Initially enacted to prevent telemarketers from harassing consumers by placing unsolicited telephone calls, Congress has expanded the legal scope of the landmark law to account for rapidly changing technology. However, the intent of the original legislation remains firmly intact. Advertisers must receive written consent from consumers before using automated equipment to deliver marketing messages. The TCPA also prohibits auto dialing or in the case of the written word, auto texting.
Etzel claimed class members never gave Hooters the green legal light to send promotional text messages, which court documents revealed to consist of more than 55,000 messages. Hooters attempted unsuccessfully to dismiss the class action lawsuit, but a United States District judge overruled the efforts. A judge granted preliminary approval of the class action settlement in August of 2017, although Hooters continues to deny all of the allegations.
Terms of the class action settlement require Hooters to set up a $1.29 million fund that distributes to class members and to Etzel as a plaintiff incentive award. Hooters also consented to refrain from sending promotional text messages to the cell phones owned by eligible class members.

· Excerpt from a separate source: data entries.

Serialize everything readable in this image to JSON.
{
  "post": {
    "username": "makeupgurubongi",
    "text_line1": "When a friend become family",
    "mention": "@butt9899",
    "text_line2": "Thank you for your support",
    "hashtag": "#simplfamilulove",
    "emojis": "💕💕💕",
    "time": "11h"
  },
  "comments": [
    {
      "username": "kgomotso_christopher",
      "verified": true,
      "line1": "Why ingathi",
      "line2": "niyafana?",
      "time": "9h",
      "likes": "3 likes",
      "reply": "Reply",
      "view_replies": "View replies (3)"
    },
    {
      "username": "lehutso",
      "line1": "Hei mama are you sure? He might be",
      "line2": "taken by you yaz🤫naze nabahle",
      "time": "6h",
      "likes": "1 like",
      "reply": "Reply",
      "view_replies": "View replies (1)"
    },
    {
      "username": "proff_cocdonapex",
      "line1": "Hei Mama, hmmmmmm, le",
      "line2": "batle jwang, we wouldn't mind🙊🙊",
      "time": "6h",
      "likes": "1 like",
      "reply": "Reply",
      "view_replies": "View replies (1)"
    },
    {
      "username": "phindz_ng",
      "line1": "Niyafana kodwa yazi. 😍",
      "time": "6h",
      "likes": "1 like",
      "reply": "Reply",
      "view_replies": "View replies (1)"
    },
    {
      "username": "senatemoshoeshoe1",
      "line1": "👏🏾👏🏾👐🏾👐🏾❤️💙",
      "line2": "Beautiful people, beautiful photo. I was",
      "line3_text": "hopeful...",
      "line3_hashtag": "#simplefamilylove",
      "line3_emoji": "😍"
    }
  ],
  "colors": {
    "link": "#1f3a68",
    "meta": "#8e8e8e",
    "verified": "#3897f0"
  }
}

What You Need To Know About The Hooters Text Message Spam Class Action Settlement
According to court documents, eligible class members include “persons who owned the telephone numbers to which the text message at issue was sent on Jan. 28, 2015 on behalf of Hooters mClub.” Class members have until November 20, 2017 to opt out of the class action settlement or dispute any of the agreement provisions. The potential award is either $20 in cash or a $50 Hooters gift card. The claims administrator does not require any additional information other than what is required by the submission of a valid and timely claim form.
Qualifying class members must submit a valid claim form by December 20, 2017. The judge presiding over the class action settlement case Etzel v. Hooters of America LLC, Case No. 1:15-cv-01055, in the U.S. District Court for the Northern District of Georgia has scheduled the final hearing on February 2, 2018. To learn what transpired at the final hearing, visit the class action website www.hoatcpasettlement.com. Access the class action settlement website to read the list of attorneys representing the class and defense counsel. The website also provides updates that inform eligible class members about any changes in the potential award.